I know what everyone is going to say when I'm done. That's because I know what the intelligent person would say.
However, I think I must have a mental disorder of some sort, so even though I know the answer, I have a really hard time following through. Perhaps I'm a masochist, or something along those lines.
Anyway... to get to the point, I started a new job nearly a month ago. It's been really hard to find even a crappy job down here in Florida lately, so when I finished rennovating the house I was working on, and the people who bought it said, hey, why don't you work in our store til you can find something else, I thought it was a godsend.
Nearly a month later, I realize it's not so much. My hours are supposed to be along the lines of 5 hours a day. Regularly, I am left alone in the store for 7 or more hours, as they can't be bothered to show up when they say they will. To add insult to injury, last night, they came back in their bathing suits, apparently having spent the whole day at the pool, not bothering to remember they were supposed to come back so I could leave.

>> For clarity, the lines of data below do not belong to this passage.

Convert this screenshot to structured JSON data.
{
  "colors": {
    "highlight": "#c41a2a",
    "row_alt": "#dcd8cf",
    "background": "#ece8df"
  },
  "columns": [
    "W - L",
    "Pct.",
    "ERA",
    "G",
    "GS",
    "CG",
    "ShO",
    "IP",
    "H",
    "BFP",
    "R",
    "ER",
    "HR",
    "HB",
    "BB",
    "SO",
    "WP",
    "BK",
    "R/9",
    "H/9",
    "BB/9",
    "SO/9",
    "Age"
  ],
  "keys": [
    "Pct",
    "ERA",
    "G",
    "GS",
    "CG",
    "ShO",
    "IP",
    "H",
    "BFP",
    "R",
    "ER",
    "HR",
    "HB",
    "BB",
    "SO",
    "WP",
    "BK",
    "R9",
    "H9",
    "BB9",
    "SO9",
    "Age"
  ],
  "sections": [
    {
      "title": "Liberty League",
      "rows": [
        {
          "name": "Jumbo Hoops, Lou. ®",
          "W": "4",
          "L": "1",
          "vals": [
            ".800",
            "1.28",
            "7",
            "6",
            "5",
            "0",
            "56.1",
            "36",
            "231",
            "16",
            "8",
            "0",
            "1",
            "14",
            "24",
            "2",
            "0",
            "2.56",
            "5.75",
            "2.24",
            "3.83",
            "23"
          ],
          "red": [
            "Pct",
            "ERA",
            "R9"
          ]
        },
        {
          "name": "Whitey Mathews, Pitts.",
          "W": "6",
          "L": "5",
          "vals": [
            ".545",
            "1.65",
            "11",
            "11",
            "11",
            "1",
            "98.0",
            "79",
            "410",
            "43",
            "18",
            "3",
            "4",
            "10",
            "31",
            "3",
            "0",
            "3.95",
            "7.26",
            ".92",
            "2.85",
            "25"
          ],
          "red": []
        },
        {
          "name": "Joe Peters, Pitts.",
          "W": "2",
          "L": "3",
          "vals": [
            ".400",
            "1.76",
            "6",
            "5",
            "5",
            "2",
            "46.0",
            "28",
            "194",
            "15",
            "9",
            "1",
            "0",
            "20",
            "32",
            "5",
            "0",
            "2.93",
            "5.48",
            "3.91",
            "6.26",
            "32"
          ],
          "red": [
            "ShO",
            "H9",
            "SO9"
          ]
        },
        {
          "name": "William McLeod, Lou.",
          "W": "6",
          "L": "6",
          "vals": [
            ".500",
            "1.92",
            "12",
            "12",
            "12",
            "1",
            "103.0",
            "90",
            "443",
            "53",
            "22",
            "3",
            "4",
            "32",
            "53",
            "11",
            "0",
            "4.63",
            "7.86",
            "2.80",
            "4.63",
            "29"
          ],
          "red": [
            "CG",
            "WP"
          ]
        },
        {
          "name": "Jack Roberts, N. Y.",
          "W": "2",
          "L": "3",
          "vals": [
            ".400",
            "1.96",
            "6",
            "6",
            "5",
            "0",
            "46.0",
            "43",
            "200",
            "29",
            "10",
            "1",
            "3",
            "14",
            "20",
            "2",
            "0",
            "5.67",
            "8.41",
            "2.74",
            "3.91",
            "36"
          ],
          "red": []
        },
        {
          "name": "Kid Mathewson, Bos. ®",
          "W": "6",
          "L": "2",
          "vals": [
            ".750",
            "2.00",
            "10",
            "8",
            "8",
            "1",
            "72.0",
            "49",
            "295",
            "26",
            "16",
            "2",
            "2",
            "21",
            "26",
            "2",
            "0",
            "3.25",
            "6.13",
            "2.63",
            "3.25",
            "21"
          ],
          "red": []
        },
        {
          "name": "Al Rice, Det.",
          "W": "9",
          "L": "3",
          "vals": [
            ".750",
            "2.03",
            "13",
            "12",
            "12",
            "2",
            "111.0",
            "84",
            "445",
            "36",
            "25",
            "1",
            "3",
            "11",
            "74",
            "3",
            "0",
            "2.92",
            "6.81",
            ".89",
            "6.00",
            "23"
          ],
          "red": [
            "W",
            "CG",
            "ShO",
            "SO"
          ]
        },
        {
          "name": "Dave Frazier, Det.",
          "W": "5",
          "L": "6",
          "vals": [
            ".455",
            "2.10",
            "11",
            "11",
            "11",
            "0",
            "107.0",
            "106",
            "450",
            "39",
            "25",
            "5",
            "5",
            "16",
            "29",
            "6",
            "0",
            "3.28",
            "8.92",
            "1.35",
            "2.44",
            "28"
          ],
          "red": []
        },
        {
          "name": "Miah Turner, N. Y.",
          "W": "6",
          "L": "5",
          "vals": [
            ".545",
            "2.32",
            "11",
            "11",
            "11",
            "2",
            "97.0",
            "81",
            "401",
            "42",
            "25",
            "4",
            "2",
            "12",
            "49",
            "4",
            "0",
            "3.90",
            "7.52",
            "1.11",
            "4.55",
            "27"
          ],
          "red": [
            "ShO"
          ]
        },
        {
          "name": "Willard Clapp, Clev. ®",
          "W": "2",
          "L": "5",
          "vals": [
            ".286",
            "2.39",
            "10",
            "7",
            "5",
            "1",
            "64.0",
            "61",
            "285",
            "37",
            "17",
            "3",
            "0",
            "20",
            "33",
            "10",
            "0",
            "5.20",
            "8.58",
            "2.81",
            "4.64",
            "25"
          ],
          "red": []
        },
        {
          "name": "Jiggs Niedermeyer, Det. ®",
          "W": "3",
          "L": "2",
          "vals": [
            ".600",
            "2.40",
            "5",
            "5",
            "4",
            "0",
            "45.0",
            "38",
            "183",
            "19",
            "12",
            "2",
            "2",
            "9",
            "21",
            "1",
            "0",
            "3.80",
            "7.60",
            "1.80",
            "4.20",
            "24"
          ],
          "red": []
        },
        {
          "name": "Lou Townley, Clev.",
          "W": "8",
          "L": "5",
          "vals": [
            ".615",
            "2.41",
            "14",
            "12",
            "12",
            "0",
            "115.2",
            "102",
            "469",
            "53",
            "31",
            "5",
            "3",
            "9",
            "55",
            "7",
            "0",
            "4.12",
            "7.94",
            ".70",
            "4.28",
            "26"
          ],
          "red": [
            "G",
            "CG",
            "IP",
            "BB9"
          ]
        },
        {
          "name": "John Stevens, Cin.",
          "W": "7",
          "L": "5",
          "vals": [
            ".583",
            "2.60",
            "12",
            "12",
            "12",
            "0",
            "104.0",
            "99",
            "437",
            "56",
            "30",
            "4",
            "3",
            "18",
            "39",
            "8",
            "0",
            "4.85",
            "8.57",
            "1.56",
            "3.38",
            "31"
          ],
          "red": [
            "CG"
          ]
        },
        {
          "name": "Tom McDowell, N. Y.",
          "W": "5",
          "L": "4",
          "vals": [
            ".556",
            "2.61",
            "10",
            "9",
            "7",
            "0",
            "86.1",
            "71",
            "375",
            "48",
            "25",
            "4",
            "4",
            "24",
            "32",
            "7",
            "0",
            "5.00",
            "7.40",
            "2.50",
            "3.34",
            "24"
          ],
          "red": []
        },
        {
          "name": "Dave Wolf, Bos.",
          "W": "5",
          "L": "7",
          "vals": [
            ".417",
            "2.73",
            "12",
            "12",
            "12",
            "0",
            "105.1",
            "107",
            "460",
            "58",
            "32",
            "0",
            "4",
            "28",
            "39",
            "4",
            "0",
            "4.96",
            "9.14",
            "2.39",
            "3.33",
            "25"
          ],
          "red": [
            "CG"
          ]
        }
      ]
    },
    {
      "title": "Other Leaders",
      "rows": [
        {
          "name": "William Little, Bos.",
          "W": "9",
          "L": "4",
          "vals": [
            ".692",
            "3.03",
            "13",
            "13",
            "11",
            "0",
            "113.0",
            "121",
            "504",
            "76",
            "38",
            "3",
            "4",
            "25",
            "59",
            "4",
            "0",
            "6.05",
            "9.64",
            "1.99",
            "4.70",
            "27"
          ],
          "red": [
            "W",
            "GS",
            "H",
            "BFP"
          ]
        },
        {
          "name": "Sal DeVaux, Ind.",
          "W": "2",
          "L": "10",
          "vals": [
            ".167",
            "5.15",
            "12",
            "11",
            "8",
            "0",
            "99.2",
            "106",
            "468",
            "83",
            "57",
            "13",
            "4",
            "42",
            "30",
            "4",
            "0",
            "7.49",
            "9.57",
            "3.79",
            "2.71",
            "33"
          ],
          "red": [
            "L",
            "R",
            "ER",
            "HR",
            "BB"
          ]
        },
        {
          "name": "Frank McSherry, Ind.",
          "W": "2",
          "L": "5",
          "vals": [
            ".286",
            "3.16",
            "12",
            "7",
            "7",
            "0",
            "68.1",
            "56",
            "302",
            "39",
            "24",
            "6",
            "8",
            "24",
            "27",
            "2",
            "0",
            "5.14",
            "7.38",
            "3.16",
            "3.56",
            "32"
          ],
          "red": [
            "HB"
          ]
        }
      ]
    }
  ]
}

To make things worse, they've paid me $60 for the entire month of work thus far, and keep saying, "Ohhh, sorry bout this, we'll pay you this week, things are just tight, you know."
I know I should probably just quit, but I just feel like they're not really bad people, that they would pay if they had more money, etc, and I feel really bad when I think about quitting.
I really do think this is some sort of mental issue. I seem to attract users like a magnet. Even in relationships, I tend to get stuck with guys for whom I will break my back so that they're happy, only to realize that they can't be bothered to do anything but take me for granted unless I'm finally fed up enough to get angry at them, and then, they usually just are mean about it, hehe.
Sigh.
Sorry for ranting. It's been a rough week. Anyhoo, so, should I stay or should I go?